La madre ha tentato di prendersi la colpa: “Alla guida c’ero io”. Ma la sua versione è caduta in fretta
Lo scorso 9 febbraio Emanuele Catananzi è stato travolto e ucciso da un suv, una Bmw X4 M Competition. Inizialmente ad addossarsi la colpa è stata una donna di 46 anni, sostenendo di essere lei alla guida del veicolo. Una versione smentita presto da inquirenti e testimoni. Ed è emersa infine la verità: quel suv non avrebbe dovuto trovarsi lì.
Il veicolo, un bestione da 510 cavalli, era infatti guidato da D. Cecconi, 18 anni, ancora senza patente. La madre lo aveva noleggiato due giorni prima. Il ragazzo ha preso le chiavi ed è uscito a fare un giro, inconsapevole forse del rischio che stava correndo. Poi, il dramma.
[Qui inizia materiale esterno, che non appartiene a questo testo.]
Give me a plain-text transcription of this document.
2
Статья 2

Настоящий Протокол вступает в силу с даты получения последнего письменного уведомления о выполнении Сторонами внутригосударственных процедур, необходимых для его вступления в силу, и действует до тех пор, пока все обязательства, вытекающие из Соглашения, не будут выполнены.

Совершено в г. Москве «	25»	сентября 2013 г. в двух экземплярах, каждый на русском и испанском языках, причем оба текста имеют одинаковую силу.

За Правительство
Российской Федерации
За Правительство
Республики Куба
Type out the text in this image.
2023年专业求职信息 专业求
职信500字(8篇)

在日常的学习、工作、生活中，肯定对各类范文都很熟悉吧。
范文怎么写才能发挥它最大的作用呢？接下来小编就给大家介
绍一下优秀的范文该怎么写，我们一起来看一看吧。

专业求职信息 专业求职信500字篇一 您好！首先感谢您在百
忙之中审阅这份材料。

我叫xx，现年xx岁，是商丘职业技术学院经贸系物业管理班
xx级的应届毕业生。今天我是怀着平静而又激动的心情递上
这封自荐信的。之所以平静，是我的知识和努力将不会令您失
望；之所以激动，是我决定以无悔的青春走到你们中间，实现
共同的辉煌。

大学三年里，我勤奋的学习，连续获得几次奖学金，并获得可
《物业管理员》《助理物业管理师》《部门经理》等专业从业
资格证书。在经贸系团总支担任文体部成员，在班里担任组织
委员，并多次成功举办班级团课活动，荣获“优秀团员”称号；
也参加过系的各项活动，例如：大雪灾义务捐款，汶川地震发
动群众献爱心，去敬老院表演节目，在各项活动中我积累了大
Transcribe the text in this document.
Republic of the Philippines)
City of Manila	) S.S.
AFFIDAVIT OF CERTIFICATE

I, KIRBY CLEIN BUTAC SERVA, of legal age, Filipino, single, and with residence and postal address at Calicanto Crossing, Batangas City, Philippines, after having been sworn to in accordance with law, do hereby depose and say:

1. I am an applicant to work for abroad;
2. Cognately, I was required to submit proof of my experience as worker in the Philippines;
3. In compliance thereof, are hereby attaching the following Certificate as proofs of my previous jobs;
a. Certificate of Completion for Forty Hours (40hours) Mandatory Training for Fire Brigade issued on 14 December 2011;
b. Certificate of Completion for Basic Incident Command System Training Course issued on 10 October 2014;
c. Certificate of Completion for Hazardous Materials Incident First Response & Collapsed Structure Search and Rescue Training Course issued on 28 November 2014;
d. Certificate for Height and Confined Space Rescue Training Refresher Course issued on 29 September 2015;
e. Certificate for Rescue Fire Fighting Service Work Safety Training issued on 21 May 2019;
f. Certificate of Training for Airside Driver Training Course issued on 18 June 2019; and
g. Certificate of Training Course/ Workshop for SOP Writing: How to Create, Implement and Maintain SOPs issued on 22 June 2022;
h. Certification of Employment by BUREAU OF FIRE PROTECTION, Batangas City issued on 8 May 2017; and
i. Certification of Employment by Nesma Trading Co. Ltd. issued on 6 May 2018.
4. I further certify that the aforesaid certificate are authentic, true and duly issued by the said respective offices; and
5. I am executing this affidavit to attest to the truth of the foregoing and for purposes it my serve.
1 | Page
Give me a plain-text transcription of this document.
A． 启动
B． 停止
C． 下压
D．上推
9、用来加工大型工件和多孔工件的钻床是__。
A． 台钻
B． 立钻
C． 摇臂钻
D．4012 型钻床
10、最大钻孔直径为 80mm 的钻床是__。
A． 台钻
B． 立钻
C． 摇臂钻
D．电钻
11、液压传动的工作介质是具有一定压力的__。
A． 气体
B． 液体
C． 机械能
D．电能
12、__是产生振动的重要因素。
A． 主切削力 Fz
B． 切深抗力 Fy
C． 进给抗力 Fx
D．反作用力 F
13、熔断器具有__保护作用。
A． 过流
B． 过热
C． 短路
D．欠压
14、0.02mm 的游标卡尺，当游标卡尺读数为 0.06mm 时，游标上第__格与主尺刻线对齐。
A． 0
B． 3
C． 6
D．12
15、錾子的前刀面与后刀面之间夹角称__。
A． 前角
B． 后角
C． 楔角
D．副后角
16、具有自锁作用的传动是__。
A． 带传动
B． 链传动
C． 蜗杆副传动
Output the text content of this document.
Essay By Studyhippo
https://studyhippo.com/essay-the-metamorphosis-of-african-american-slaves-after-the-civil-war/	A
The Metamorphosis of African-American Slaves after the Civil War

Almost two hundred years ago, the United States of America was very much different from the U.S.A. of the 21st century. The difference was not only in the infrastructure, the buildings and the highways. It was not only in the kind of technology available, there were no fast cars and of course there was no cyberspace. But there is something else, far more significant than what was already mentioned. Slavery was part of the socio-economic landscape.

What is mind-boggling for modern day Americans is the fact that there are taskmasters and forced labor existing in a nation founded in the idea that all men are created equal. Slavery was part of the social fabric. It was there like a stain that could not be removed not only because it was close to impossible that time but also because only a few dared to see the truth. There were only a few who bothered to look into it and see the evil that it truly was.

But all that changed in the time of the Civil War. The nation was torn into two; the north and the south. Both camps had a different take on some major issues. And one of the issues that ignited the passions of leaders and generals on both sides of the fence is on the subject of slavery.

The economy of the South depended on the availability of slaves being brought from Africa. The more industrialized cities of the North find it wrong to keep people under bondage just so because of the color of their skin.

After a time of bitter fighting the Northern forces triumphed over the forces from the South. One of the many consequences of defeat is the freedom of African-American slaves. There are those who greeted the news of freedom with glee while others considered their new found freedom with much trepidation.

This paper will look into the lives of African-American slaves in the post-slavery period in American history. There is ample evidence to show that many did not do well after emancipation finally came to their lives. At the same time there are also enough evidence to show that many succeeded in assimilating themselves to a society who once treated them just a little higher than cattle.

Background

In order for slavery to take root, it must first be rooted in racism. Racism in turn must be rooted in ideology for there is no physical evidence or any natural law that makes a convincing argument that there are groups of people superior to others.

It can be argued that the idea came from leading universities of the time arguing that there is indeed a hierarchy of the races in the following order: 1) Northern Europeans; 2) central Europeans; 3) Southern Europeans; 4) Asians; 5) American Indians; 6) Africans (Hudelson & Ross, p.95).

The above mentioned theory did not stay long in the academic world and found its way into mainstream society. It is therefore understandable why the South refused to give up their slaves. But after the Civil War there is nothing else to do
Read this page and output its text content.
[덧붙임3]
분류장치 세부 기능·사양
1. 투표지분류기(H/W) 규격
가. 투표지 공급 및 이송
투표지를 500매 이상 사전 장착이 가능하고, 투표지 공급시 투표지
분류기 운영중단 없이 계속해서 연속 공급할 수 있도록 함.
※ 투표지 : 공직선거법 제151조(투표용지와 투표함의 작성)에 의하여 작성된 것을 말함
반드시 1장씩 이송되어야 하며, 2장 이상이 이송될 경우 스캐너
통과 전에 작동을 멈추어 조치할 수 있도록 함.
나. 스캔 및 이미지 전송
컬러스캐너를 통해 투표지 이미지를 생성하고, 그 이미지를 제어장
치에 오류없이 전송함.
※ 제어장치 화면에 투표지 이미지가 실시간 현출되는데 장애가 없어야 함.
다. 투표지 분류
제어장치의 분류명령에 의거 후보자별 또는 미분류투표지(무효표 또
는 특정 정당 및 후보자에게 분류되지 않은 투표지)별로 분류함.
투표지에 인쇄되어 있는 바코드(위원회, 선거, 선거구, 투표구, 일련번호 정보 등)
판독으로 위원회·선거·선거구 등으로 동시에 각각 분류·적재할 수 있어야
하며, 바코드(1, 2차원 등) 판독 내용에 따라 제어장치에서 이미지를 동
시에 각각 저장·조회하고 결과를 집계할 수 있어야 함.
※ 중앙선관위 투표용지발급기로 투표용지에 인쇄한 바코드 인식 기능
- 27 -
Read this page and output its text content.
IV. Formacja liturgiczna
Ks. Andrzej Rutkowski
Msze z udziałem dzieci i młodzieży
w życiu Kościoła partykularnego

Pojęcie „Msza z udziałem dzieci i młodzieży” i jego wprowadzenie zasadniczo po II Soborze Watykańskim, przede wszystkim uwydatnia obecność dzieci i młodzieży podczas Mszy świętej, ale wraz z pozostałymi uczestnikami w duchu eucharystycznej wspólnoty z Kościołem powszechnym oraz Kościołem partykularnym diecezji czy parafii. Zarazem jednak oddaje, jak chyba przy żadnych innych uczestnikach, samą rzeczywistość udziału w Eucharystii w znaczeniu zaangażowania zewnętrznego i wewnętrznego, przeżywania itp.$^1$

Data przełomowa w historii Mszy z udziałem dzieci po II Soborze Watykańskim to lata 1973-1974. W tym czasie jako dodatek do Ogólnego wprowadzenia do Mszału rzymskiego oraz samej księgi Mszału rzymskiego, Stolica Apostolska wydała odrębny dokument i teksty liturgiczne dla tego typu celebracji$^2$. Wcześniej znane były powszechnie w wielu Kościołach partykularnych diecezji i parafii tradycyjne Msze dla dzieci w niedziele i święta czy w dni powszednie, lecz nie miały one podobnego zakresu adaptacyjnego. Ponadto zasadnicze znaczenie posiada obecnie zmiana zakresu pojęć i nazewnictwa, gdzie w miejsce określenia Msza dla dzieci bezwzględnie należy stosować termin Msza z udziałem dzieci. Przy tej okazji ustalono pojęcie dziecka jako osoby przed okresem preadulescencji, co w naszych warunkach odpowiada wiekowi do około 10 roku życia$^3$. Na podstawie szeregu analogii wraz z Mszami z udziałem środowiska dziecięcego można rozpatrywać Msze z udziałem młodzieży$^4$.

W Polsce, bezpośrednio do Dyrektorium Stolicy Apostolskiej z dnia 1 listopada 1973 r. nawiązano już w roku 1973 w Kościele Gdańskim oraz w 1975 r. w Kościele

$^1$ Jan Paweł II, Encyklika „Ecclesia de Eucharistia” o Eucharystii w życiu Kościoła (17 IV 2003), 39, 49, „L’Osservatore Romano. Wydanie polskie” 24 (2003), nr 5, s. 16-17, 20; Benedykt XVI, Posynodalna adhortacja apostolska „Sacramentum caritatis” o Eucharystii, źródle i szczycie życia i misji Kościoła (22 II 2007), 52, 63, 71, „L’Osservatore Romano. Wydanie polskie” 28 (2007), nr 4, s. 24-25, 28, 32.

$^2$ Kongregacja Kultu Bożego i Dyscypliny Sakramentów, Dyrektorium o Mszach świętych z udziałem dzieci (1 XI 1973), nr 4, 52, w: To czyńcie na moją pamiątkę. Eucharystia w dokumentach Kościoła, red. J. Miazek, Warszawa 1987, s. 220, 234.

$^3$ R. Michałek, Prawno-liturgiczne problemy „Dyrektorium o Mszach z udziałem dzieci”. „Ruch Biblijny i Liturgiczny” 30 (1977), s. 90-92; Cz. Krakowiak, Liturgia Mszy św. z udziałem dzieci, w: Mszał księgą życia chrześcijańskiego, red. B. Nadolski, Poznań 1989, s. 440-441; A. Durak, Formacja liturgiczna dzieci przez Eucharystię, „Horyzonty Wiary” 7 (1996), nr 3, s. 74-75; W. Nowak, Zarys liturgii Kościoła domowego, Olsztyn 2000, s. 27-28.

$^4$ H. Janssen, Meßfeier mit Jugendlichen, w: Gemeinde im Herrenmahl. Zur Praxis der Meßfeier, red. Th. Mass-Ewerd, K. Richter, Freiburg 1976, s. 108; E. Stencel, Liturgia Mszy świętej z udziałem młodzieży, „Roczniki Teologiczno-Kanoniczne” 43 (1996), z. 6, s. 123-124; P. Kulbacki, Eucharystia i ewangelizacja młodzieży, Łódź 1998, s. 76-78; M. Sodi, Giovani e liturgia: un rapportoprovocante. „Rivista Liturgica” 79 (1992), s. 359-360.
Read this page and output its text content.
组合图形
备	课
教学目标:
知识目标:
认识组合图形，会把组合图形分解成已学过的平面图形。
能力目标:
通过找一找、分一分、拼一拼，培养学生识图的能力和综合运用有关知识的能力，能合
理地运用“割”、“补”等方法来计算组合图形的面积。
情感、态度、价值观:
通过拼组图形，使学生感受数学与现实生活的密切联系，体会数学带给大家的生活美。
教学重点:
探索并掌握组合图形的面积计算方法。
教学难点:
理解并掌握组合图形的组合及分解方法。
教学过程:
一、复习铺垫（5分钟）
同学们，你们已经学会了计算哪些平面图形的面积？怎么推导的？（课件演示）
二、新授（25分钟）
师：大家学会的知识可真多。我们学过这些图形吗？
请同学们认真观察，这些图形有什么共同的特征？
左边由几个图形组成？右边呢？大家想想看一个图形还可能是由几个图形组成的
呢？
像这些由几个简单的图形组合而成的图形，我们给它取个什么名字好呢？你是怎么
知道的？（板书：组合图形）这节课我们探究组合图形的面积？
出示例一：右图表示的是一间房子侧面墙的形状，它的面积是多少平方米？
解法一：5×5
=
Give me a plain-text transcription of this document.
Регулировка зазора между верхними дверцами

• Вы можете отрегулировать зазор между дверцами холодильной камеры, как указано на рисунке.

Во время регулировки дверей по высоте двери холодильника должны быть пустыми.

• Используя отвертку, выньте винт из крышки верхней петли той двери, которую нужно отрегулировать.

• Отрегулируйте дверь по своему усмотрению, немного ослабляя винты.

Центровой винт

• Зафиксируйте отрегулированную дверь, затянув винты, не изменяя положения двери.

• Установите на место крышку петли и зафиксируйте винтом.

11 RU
Travolto e ucciso da un suv: “Ero io alla guida”, ma stava tentando di coprire il figlio
D. imbocca via dell’Archeologia a Tor Bella Monaca. Infila una curva a velocità troppo elevata, secondo quanto riportano gli inquirenti. Perde il controllo del mezzo, sbanda, finisce sul marciapiede. Nello scontro resta coinvolto Catananzi, che muore. Nell’immediatezza del fatto la madre, accorsa sul luogo dell’incidente, si era addossata la colpa. “Ero io alla guida”, aveva detto agli investigatori. La sua versione, però, è caduta in fretta, smentita dai testimoni della scena.
Il ragazzo ora dovrà rispondere di omicidio stradale. Ma la madre, da questa storia, uscirà senza alcun processo: l’accusa di favoreggiamento infatti non esiste se si è parenti di primo grado dell’autore del reato.